General characteristics
- Class & type: RORO
- Tonnage: 12,502 GRT
- Length: 152.77 m (501.2 ft)

General characteristics after 1987 lengthening
- Tonnage: 26,919 GRT
- Length: 173.29 m (568.5 ft)
- Beam: 25.2 m (83 ft)
- Draft: 6.02 m (19.8 ft)
- Propulsion: Two SWD 16TM410
- Speed: 19 knots (35 km/h)
- Notes: otherwise the same as built

= MV Norstar =

MV Norstar was a roll-on/roll-off ferry operating between Kingston upon Hull in the East Riding of Yorkshire, England and Rotterdam Europoort, Netherlands and later on the Hull-Zeebrugge, Belgium route.

==History==

The 27,000 gross ton ferry was built in 1974 by AG Weser, Bremerhaven for Dutch North Sea Ferries partners Noordzee Veerdiensten. Norstar sailed under the Dutch flag with (mainly) Dutch crew, while sistership Norland sailed under the British flag. The ship transferred to P&O North Sea Ferries in 1996.

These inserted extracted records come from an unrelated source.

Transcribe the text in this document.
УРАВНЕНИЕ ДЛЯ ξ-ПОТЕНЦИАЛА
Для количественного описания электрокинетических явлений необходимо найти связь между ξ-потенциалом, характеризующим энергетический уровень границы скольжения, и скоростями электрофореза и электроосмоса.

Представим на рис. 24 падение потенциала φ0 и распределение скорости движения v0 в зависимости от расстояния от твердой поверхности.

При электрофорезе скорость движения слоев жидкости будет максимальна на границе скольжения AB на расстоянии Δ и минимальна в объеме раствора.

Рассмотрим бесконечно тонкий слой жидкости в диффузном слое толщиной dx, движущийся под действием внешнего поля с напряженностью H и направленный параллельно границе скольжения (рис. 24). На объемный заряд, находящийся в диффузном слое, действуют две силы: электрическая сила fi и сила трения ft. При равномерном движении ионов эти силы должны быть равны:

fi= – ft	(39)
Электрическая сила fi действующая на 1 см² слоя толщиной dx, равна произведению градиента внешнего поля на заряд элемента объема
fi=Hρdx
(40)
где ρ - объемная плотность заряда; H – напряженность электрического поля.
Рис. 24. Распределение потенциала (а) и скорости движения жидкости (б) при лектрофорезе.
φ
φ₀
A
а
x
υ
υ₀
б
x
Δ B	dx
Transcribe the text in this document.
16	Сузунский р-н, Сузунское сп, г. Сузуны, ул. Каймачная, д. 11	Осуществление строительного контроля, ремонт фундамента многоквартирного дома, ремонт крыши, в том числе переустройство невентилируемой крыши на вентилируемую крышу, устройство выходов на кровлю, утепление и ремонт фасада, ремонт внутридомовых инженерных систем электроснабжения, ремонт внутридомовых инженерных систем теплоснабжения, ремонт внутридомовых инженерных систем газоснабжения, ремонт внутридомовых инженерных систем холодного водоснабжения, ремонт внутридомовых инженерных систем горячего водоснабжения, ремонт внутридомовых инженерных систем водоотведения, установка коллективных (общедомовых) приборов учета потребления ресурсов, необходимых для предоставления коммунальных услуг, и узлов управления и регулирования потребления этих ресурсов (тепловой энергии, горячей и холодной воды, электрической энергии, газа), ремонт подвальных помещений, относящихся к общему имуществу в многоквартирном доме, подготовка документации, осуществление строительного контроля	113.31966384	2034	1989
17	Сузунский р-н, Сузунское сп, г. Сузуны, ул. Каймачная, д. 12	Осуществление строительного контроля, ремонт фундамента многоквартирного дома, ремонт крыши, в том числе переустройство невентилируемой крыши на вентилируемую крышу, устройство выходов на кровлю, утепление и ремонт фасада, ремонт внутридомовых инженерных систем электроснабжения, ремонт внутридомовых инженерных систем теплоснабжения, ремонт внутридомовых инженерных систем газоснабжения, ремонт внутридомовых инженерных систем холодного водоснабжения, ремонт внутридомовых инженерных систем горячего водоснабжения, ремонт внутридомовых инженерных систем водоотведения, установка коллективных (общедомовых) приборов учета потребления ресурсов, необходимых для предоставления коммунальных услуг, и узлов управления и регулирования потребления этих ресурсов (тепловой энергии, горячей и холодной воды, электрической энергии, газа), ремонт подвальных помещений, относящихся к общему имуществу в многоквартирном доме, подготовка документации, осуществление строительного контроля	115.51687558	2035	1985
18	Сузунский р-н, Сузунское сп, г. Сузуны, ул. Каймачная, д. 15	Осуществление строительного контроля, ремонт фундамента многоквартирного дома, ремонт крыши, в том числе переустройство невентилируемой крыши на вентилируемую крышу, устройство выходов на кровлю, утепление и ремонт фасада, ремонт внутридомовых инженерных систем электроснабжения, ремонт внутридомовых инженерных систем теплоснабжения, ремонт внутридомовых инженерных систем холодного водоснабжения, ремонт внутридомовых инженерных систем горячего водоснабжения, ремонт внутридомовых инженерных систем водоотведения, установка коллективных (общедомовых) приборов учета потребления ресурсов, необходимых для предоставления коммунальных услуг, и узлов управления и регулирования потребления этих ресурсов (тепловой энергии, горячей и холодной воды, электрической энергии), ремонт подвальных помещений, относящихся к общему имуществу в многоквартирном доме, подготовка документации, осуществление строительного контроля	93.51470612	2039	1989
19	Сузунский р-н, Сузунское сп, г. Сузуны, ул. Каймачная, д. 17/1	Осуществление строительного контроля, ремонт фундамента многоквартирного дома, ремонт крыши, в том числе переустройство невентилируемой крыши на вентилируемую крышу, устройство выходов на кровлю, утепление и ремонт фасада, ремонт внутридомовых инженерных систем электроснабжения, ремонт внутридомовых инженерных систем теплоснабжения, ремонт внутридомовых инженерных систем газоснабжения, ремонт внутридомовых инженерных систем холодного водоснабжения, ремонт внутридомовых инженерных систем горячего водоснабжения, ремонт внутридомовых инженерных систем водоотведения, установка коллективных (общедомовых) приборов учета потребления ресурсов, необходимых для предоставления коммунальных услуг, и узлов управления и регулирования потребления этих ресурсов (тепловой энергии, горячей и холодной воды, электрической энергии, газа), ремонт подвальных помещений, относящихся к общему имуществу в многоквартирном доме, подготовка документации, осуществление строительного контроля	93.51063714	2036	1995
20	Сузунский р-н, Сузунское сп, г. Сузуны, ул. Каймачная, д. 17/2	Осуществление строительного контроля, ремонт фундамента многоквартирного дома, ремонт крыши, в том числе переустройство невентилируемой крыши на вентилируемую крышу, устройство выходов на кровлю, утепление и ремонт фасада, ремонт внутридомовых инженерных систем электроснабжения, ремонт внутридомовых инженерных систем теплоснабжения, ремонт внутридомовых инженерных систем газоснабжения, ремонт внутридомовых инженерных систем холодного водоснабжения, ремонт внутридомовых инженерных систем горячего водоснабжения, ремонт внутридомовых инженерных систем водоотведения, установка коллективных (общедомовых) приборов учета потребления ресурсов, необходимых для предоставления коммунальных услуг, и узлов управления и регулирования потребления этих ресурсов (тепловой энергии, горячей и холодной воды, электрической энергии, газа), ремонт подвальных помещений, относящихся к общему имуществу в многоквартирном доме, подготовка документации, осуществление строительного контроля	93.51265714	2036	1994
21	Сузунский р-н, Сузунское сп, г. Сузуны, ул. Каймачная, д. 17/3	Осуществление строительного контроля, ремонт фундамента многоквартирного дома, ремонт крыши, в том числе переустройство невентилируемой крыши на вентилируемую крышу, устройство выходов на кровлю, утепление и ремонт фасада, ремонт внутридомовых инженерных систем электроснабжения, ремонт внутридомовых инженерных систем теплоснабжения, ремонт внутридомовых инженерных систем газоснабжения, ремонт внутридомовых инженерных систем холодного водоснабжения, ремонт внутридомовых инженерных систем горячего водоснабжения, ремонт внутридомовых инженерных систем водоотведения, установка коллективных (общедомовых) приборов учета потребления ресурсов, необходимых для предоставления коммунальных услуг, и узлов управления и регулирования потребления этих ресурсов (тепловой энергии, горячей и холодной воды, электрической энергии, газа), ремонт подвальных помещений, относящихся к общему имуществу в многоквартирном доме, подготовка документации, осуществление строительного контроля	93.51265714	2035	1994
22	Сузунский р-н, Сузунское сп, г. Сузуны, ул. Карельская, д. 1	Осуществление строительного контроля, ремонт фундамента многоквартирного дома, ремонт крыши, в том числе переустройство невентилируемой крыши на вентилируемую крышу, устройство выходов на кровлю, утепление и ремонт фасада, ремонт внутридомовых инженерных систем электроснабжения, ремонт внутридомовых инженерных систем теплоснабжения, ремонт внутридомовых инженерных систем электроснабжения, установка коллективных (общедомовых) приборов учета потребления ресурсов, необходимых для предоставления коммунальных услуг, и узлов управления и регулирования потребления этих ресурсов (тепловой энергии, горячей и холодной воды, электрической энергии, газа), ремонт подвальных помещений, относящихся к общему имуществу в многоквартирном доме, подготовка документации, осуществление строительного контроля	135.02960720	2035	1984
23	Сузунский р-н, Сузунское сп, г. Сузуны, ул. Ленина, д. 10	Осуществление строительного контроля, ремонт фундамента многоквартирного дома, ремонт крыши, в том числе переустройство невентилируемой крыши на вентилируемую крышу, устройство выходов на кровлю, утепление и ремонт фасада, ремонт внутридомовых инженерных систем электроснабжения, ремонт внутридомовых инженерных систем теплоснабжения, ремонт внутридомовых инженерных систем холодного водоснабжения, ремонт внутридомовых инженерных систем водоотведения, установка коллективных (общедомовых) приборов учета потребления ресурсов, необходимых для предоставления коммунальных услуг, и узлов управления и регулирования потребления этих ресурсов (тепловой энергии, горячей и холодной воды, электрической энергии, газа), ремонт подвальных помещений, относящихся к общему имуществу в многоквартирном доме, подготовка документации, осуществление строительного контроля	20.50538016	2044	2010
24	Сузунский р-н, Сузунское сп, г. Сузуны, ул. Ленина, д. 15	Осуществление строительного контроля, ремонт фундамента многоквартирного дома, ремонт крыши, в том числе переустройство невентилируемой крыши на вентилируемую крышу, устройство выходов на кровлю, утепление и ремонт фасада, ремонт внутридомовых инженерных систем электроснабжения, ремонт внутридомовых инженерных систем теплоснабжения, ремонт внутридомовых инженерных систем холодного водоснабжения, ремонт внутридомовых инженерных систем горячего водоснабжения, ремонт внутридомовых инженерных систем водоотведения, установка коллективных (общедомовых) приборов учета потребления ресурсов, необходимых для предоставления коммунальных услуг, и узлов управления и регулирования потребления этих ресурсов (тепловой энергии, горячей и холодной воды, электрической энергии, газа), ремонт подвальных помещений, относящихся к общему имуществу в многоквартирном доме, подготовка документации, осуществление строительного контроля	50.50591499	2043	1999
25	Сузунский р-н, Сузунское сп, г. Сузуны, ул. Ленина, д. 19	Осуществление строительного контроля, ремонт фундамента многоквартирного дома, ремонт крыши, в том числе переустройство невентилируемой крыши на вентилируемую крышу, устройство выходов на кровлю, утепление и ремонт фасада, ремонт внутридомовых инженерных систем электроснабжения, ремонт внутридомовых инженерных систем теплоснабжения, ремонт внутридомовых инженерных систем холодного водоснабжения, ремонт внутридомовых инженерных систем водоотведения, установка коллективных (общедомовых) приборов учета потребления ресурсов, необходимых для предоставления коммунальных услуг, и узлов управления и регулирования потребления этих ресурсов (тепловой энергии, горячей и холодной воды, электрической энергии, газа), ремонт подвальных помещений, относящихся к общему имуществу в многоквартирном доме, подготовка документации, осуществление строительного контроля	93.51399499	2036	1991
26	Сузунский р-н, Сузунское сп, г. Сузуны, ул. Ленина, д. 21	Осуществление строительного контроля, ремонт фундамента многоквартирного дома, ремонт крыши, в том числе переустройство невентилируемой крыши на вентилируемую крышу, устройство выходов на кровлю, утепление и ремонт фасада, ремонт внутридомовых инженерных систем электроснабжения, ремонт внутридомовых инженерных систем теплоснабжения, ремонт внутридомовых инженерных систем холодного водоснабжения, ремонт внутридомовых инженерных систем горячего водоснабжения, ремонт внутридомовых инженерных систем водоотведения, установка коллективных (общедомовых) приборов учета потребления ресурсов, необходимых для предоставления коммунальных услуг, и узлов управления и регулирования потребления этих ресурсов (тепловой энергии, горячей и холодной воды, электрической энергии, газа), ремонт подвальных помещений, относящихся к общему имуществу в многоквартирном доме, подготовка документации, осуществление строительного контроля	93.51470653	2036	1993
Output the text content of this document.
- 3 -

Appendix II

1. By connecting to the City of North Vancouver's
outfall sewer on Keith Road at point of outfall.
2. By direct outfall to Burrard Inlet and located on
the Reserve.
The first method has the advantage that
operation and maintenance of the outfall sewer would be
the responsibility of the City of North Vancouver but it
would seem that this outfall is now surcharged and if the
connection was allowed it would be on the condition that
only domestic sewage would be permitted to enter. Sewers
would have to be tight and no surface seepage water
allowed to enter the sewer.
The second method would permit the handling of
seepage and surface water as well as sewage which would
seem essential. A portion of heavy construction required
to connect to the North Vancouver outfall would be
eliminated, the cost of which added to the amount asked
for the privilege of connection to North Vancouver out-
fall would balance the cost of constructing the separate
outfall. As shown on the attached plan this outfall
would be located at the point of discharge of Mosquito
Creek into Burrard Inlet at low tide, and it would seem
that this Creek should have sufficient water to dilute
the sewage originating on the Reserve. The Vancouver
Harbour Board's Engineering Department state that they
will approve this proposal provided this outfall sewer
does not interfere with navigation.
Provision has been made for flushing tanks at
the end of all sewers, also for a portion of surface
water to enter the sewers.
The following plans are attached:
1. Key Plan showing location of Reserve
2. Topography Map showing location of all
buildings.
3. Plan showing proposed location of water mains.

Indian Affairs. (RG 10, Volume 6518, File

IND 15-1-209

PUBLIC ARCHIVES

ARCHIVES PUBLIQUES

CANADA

On the UK side ferries needed to pass locks to berth in King George Dock, and both ships Norstar and Norland were designed as large as possible for the locks in 1974. From launch until 1987 she sailed the Hull-Rotterdam route and from 1987 until 2001 she sailed on the Hull-Zeebrugge route.

Norstar and Norland were replaced by Norsea and Norsun in 1987 on the Rotterdam route. Both ships were stretched and modernized by the original builder before entering service on the Zeebrugge route. The maximum dimensions to pass the locks allowed larger new ships for the Rotterdam route and also permitted the enlarging in 1987. An extra 20.25 metres was added in 1987, resulting in a length of 173.29 meters, 25.2 metres wide and a gross tonnage of 26,916 gross tons.

In March 2000 Norstar suffered a major engine fire.

Norstar was sold to SNAV in Italy (along with sister ship Norland) in 2001, for service between Naples and Palermo as SNAV Campania.

In 1987, Norstar was used for filming The Beiderbecke Tapes.

Norstar and her sister ship Norland were broken up at Alang, India in the summer of 2010.